If you need something accurate for larger x, look at cbrt.jl … basically you compute an approximation and then polish it with Newton steps, which converge very quickly.
@stevengj unfortunately I am not that good at this kind of bit manipulation etc. Is there a ressourcce which explains and goes through for example this cube root function?`
Here’s a version of the optimized algorithm for x^(1/7) It’s not perfect (I think I could make it a bit faster with some extra work), but it should work for all (finite) x and is accurate to a couple floating point epsilon:
function fancy7th(x::Float64)
# todo tune the magic constant
# initial guess based on fast inverse sqrt trick but adjusted to compute x^(1/8)

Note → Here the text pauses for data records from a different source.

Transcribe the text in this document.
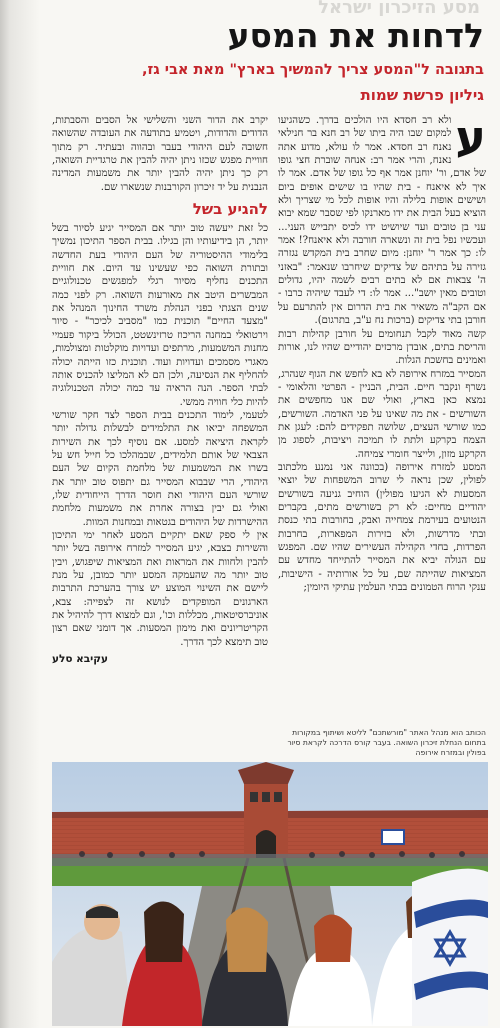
מסע הזיכרון ישראל
לדחות את המסע
בתגובה ל"המסע צריך להמשיך בארץ" מאת אבי גז,
גיליון פרשת שמות
ע

ולא רב חסדא היו הולכים בדרך. כשהגיעו למקום שבו היה ביתו של רב חנא בר חנילאי נאנח רב חסדא. אמר לו עולא, מדוע אתה נאנח, והרי אמר רב: אנחה שוברת חצי גופו של אדם, ור' יוחנן אמר אף כל גופו של אדם. אמר לו איך לא איאנח - בית שהיו בו שישים אופים ביום ושישים אופות בלילה והיו אופות לכל מי שצריך ולא הוציא בעל הבית את ידו מארנקו לפי שסבר שמא יבוא עני בן טובים ועד שיושיט ידו לכיס יתבייש העני... ועכשיו נפל בית זה ונשארה חורבה ולא איאנח?! אמר לו: כך אמר ר' יוחנן: מיום שחרב בית המקדש נגזרה גזירה על בתיהם של צדיקים שיחרבו שנאמר: "באזני ה' צבאות אם לא בתים רבים לשמה יהיו, גדולים וטובים מאין יושב"... אמר לו: די לעבד שיהיה כרבו - אם הקב"ה משאיר את בית הדרום אין להתרעם על חורבן בתי צדיקים (ברכות נח ע"ב, בתרגום).

קשה מאוד לקבל תנחומים על חורבן קהילות רבות והריסת בתים, אובדן מרכזים יהודיים שהיו לנו, אורות ואמינים בחשכת הגלות.

המסייר במזרח אירופה לא בא לחפש את הגוף שנהרג, נשרף ונקבר חיים. הבית, הבניין - הפרטי והלאומי - נמצא כאן בארץ, ואולי שם אנו מחפשים את השורשים - את מה שאינו על פני האדמה. השורשים, כמו שורשי העצים, שלושה תפקידים להם: לעגן את הצמח בקרקע ולתת לו תמיכה ויציבות, לספוג מן הקרקע מזון, ולייצר חומרי צמיחה.

המסע למזרח אירופה (בכוונה אני נמנע מלכתוב לפולין, שכן נראה לי שרוב המשפחות של יוצאי המסעות לא הגיעו מפולין) הוחיב גניעה בשורשים יהודיים מחיים: לא רק בשורשים מתים, בקברים הנטועים בעירמת צמחייה ואבק, בחורבות בתי כנסת ובתי מדרשות, ולא בזירות המפארות, בחרבות הפרדות, בחדי הקהילה העשירים שהיו שם. המפגש עם הגולה יביא את המסייר להתייחד מחדש עם המציאות שהייתה שם, על כל אורותיה - הישיבות, ענקי הרוח הטמונים בבתי העלמין עתיקי היומין;

יקרב את הדור השני והשלישי אל הסבים והסבתות, הדודים והדודות, ויטמיע בתודעה את העובדה שהשואה חשובה לעם היהודי בעבר ובהווה ובעתיד. רק מתוך חוויית מפגש שכזו ניתן יהיה להבין את טרגדיית השואה, רק כך ניתן יהיה להבין יותר את משמעות המדינה הנבנית על יד זיכרון הקורבנות שנשארו שם.

להגיע בשל

כל זאת ייעשה טוב יותר אם המסייר יגיע לסיור בשל יותר, הן בידיעותיו והן בגילו. בבית הספר התיכון נמשיך בלימודי ההיסטוריה של העם היהודי בעת החדשה ובתורת השואה כפי שעשינו עד היום. את חוויית התכנים נחליף מסיור רגלי למפגשים טכנולוגיים המבשרים היטב את מאורעות השואה. רק לפני כמה שנים הצגתי בפני הנהלת משרד החינוך המנהל את "מצעד החיים" תוכנית כמו "מסביב לכיכר" - סיור וירטואלי במחנה הריכוז טרזינשטט, הכולל ביקור פעמיי מחנות המשמעות, מרתפים ועדויות מוקלטות ומצולמות, מאגרי מסמכים ועדויות ועוד. תוכנית כזו הייתה יכולה להחליף את הנסיעה, ולכן הם לא המליצו להכניס אותה לבתי הספר. הנה הראיה עד כמה יכולה הטכנולוגיה להיות כלי חוויה ממשי.

לטעמי, לימוד התכנים בבית הספר לצד חקר שורשי המשפחה יביאו את התלמידים לבשלות גדולה יותר לקראת היציאה למסע. אם נוסיף לכך את השירות הצבאי של אותם תלמידים, שבמהלכו כל חייל חש על בשרו את המשמעות של מלחמת הקיום של העם היהודי, הרי שבבוא המסייר גם יתפוס טוב יותר את שורשי העם היהודי ואת חוסר הדרך הייחודית שלו, ואולי גם יבין בצורה אחרת את משמעות מלחמת ההישרדות של היהודים בגטאות ובמחנות המוות.

אין לי ספק שאם יתקיים המסע לאחר ימי התיכון והשירות בצבא, יגיע המסייר למזרח אירופה בשל יותר להבין ולחוות את המראות ואת המציאות שיפגוש, ויבין טוב יותר מה שהעמקה המסע יותר כמובן, על מנת ליישם את השינוי המוצע יש צורך בהערכת התרבות הארגונים המופקדים לנושא זה לצפייה: צבא, אוניברסיטאות, מכללות וכו', וגם למצוא דרך להיהיל את הקריטריונים ואת מימון המסעות. אך דומני שאם רצון טוב תימצא לכך הדרך.

עקיבא סלע
הכותב הוא מנהל האתר "מורשתכם" לליטא ושיתוף במקורות בתחום הנחלת זיכרון השואה. בעבר קורס הדרכה לקראת סיור בפולין ובמזרח אירופה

t = copysign(reinterpret(Float64, 0x37f306fe0a31b715 + reinterpret(UInt64,abs(x))>>3), x)
@fastmath for _ in 1:3
# newton's method for t^3 - x/t^4 = 0
t2 = t*t
t3 = t2*t
t4 = t2*t2
xot4 = x/t4
t = t - t*(t3 - xot4)/(4*t3 + 3*xot4)
end
t
end
It is a little slower than @stevengj’s solution, but it is more accurate and works over the full range.
Here is an (IMO better version). This one gets within 5*10^-11 over the range and is 5.6ns (it saves 1 iteration by making a slightly better initial guess)
function fancy7th(x::Float64)
# todo tune the magic constant
# initial guess based on fast inverse sqrt trick but adjusted to compute x^(1/7)
t = copysign(reinterpret(Float64, 0x36cd000000000000 + reinterpret(UInt64,abs(x))÷7), x)
@fastmath for _ in 1:2
# newton's method for t^3 - x/t^4 = 0
t2 = t*t
t3 = t2*t
t4 = t2*t2
xot4 = x/t4
t = t - t*(t3 - xot4)/(4*t3 + 3*xot4)
end
t
end
I doubt what I’m about to suggest is faster than the other things being suggested, but the following is definitely more accurate for small values of P * Cb. The original writing can suffer from catastrophic cancellation.
expm1(γ⁻¹ * log1p(P * Cb))
If you do something like Taylor series or like the fancy7th suggested above, it definitely makes sense to pull the ±1s you have into those (which would have the same accuracy benefit as expm1/log1p provide).
Thanks @mikmoore ! I’ve made sure to implement this. I’ve never seen these functions before in Julia haha, but from the ? I could see it is quite clever to e^(x-1) and then log1p since it all reduces to that expression you showed above.
It did not make code faster, perhaps a little bit slower - but good to be more precise, especially around the small numbers.